The Countryside Initiative program began in 1999 to rehabilitate approximately 20 picturesque old farms that operated in the valley from the mid-19th to the mid-20th century. As agriculture disappeared from the valley in the 20th century, these farms fell into disrepair. Through the Countryside Initiative program, the National Park Service celebrates farming and healthy land practices that help both the farmers and land.
While farming in a national park is an unconventional idea in America, that is not the case elsewhere in the world. In Great Britain, for example, over 90% of national park land is privately owned. Not only is it considered natural and normal to live within the park boundaries, farming is considered the only practical way to maintain the openness, beauty, and diversity of the countryside.
Farming in a National Park
Alan Halko, from the former Spring Hill Farm and Market, describes the unusual challenges of farming on National Park Service land.
It's been some adventures with the National Park. You know, I had to have an archeological study before I could put fence posts in the ground. Of course, I didn't know that. I just—I—I thought I was just gonna build this fence, and I couldn't. I had to wait, you know. And of course the archeologists are traveling archeologists who go from national park to national park, and they were already here and gone, so I had to wait 'til the next year to start my fence. Which...

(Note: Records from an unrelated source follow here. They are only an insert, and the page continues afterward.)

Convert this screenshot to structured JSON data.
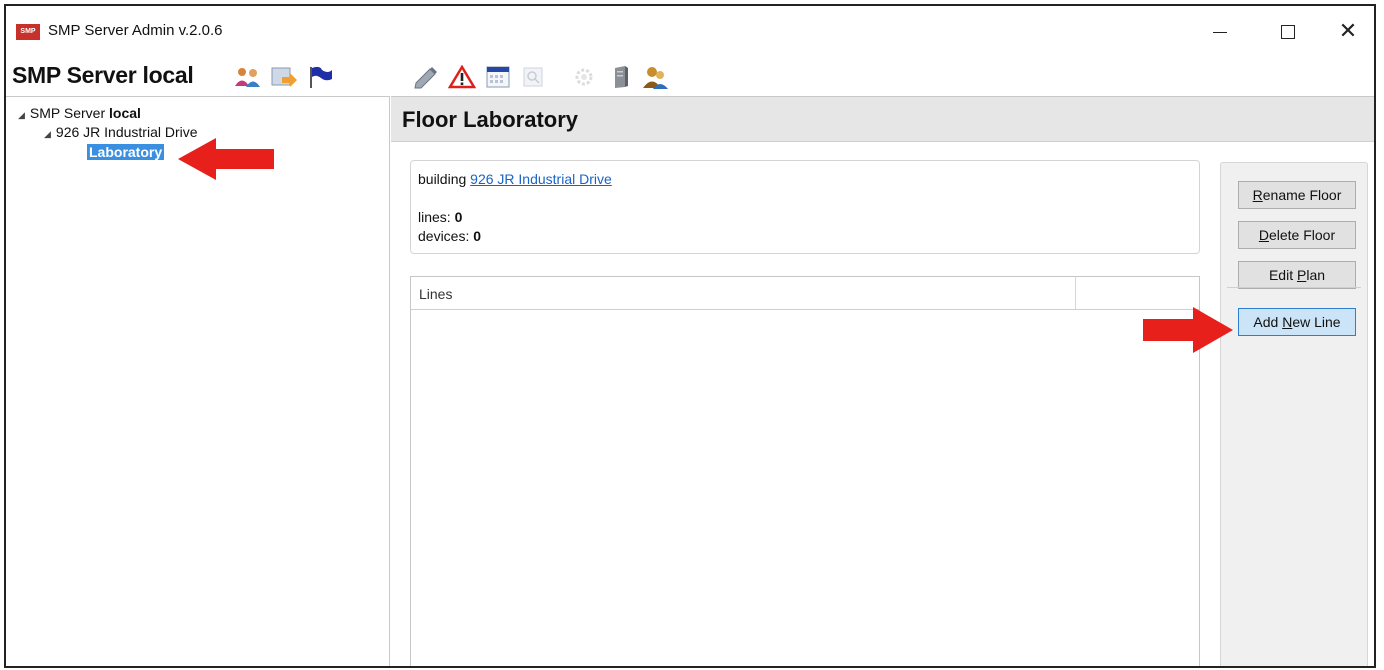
{
  "window": {
    "title": "SMP Server Admin v.2.0.6",
    "logo_text": "SMP",
    "minimize_label": "",
    "maximize_label": "",
    "close_label": "✕"
  },
  "toolbar": {
    "server_title": "SMP Server local",
    "icons": [
      "users-icon",
      "export-icon",
      "flag-icon",
      "pencil-icon",
      "warning-icon",
      "calendar-icon",
      "search-icon",
      "gear-icon",
      "server-icon",
      "user-group-icon"
    ]
  },
  "tree": {
    "root_prefix": "SMP Server ",
    "root_bold": "local",
    "building": "926 JR Industrial Drive",
    "floor": "Laboratory"
  },
  "floor_view": {
    "title": "Floor Laboratory",
    "building_label": "building ",
    "building_link": "926 JR Industrial Drive",
    "lines_label": "lines: ",
    "lines_count": "0",
    "devices_label": "devices: ",
    "devices_count": "0",
    "grid_column": "Lines"
  },
  "buttons": {
    "rename_first": "R",
    "rename_rest": "ename Floor",
    "delete_first": "D",
    "delete_rest": "elete Floor",
    "edit_pre": "Edit ",
    "edit_u": "P",
    "edit_post": "lan",
    "add_pre": "Add ",
    "add_u": "N",
    "add_post": "ew Line"
  },
  "colors": {
    "selection": "#3b8fe0",
    "link": "#1a64c8",
    "annotation_arrow": "#e8201c",
    "active_button": "#cce4f7"
  }
}
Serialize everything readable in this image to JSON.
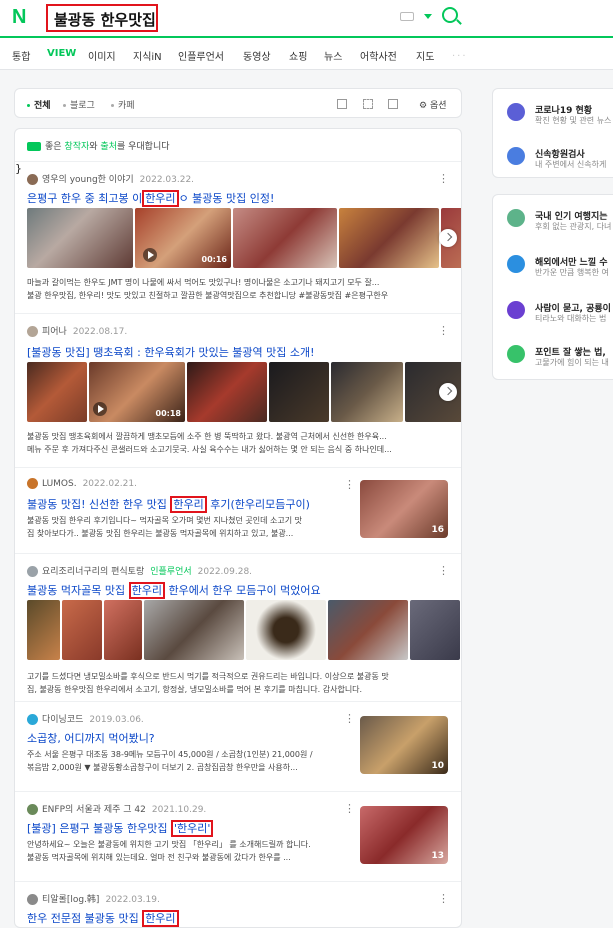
{
  "header": {
    "logo": "N",
    "query": "불광동 한우맛집"
  },
  "tabs": [
    "통합",
    "VIEW",
    "이미지",
    "지식iN",
    "인플루언서",
    "동영상",
    "쇼핑",
    "뉴스",
    "어학사전",
    "지도"
  ],
  "tab_more": "···",
  "filters": {
    "all": "전체",
    "blog": "블로그",
    "cafe": "카페",
    "options": "옵션"
  },
  "notice": {
    "prefix": "좋은 ",
    "creator": "창작자",
    "mid": "와 ",
    "source": "출처",
    "suffix": "를 우대합니다"
  },
  "posts": [
    {
      "author": "영우의 young한 이야기",
      "date": "2022.03.22.",
      "title_pre": "은평구 한우 중 최고봉 이",
      "title_hl": "한우리",
      "title_post": "ㅇ 불광동 맛집 인정!",
      "duration": "00:16",
      "desc1": "마늘과 갈이먹는 한우도 JMT 명이 나물에 싸서 먹어도 맛있구나! 명이나물은 소고기나 돼지고기 모두 잘...",
      "desc2": "불광 한우맛집, 한우리! 맛도 맛있고 친절하고 깔끔한 불광역맛집으로 추천합니당 #불광동맛집 #은평구한우"
    },
    {
      "author": "피어나",
      "date": "2022.08.17.",
      "title": "[불광동 맛집] 땡초육회 : 한우육회가 맛있는 불광역 맛집 소개!",
      "duration": "00:18",
      "desc1": "불광동 맛집 땡초육회에서 깔끔하게 땡초모듬에 소주 한 병 뚝딱하고 왔다. 불광역 근처에서 신선한 한우육...",
      "desc2": "메뉴 주문 후 가져다주신 콘샐러드와 소고기뭇국. 사실 육수수는 내가 싫어하는 몇 안 되는 음식 중 하나인데..."
    },
    {
      "author": "LUMOS.",
      "date": "2022.02.21.",
      "title_pre": "불광동 맛집! 신선한 한우 맛집 ",
      "title_hl": "한우리",
      "title_post": " 후기(한우리모듬구이)",
      "count": "16",
      "desc1": "불광동 맛집 한우리 후기입니다~ 먹자골목 오가며 몇번 지나쳤던 곳인데 소고기 맛",
      "desc2": "집 찾아보다가.. 불광동 맛집 한우리는 불광동 먹자골목에 위치하고 있고, 불광..."
    },
    {
      "author": "요리조리너구리의 편식토랑",
      "influencer": "인플루언서",
      "date": "2022.09.28.",
      "title_pre": "불광동 먹자골목 맛집 ",
      "title_hl": "한우리",
      "title_post": " 한우에서 한우 모듬구이 먹었어요",
      "desc1": "고기를 드셨다면 냉모밀소바를 후식으로 반드시 먹기를 적극적으로 권유드리는 바입니다. 이상으로 불광동 맛",
      "desc2": "집, 불광동 한우맛집 한우리에서 소고기, 항정살, 냉모밀소바를 먹어 본 후기를 마칩니다. 감사합니다."
    },
    {
      "author": "다이닝코드",
      "date": "2019.03.06.",
      "title": "소곱창, 어디까지 먹어봤니?",
      "count": "10",
      "desc1": "주소 서울 은평구 대조동 38-9메뉴 모듬구이 45,000원 / 소곱창(1인분) 21,000원 /",
      "desc2": "볶음밥 2,000원 ▼ 불광동황소곱창구이 더보기 2. 곱창집곱창 한우만을 사용하..."
    },
    {
      "author": "ENFP의 서울과 제주 그 42",
      "date": "2021.10.29.",
      "title_pre": "[불광] 은평구 불광동 한우맛집 ",
      "title_hl": "'한우리'",
      "title_post": "",
      "count": "13",
      "desc1": "안녕하세요~ 오늘은 불광동에 위치한 고기 맛집 「한우리」 를 소개해드릴까 합니다.",
      "desc2": "불광동 먹자골목에 위치해 있는데요. 얼마 전 친구와 불광동에 갔다가 한우를 ..."
    },
    {
      "author": "티알롤[log.韩]",
      "date": "2022.03.19.",
      "title_pre": "한우 전문점 불광동 맛집 ",
      "title_hl": "한우리",
      "title_post": ""
    }
  ],
  "right_top": [
    {
      "title": "코로나19 현황",
      "sub": "확진 현황 및 관련 뉴스",
      "color": "#5b5fd6"
    },
    {
      "title": "신속항원검사",
      "sub": "내 주변에서 신속하게",
      "color": "#4a7de0"
    }
  ],
  "right_bottom": [
    {
      "title": "국내 인기 여행지는",
      "sub": "후회 없는 관광지, 다녀",
      "color": "#5db38a"
    },
    {
      "title": "해외에서만 느낄 수",
      "sub": "반가운 만큼 행복한 여",
      "color": "#2b8fe0"
    },
    {
      "title": "사람이 묻고, 공룡이",
      "sub": "티라노와 대화하는 법",
      "color": "#6a3fd1"
    },
    {
      "title": "포인트 잘 쌓는 법,",
      "sub": "고물가에 힘이 되는 내",
      "color": "#37c26a"
    }
  ]
}
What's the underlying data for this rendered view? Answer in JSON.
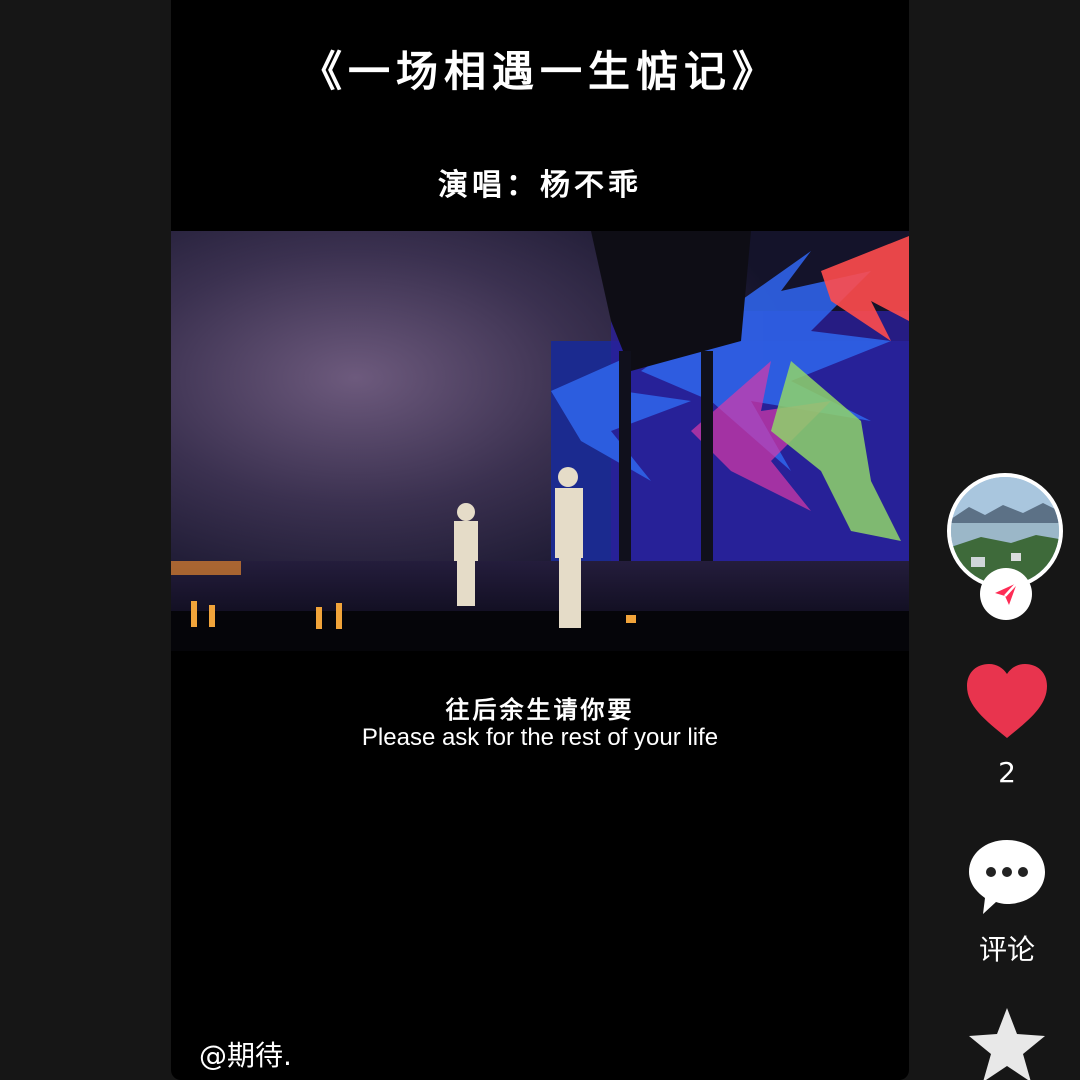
{
  "video": {
    "title": "《一场相遇一生惦记》",
    "singer": "演唱：杨不乖",
    "lyric_cn": "往后余生请你要",
    "lyric_en": "Please ask for the rest of your life",
    "author": "@期待."
  },
  "actions": {
    "like_count": "2",
    "comment_label": "评论",
    "like_color": "#e8344e",
    "follow_color": "#fe2c55"
  }
}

But there's been some adventures like that. I found buried concrete. There were greenhouses on the property at one time, and they tore down all these greenhouses. And the contract with the park paid them to haul all the concrete away, and they buried all the concrete. So when I got here and put a plow in the ground, I just started hittin' concrete, concrete. And the national park ended up comin' in with a giant bulldozer with, you know, three-foot ripper teeth on the back, and a coupla bobcats, and they had to run through the field. And they collected a mountain—I don't know how many truckloads of concrete were buried in the field that I was supposed to be growing on. So... It's been an adventure, I'll say that. And I've enjoyed most of it. ~laughs~
Sustainability and the Small Farm
Daniel Greenfield, from the Greenfield Berry Farm, talks about what it takes to be a sustainable farmer.
On its face, sustainable as an ecological form of farming, I think, all of these farms that are going on now have very high expectations of them, and it's expected of them to grow using practices that are environmentally sound. We submit proposals every year to the National Park Service so they will know what we're doing. I mean, there's other aspects of sustainable we could be talking about. Are these farms going to be economically sustainable? Will we be able to make enough money to stay in business for years? I think that's the one with the biggest question mark. It's hard to be a small-scale farmer and make money. I think we have a certain advantage here in that we're in a great location. We're in a national park, so we can be destination farms. We're halfway between Cleveland and Akron, so we're very accessible to large communities, and there's a lot of promise there.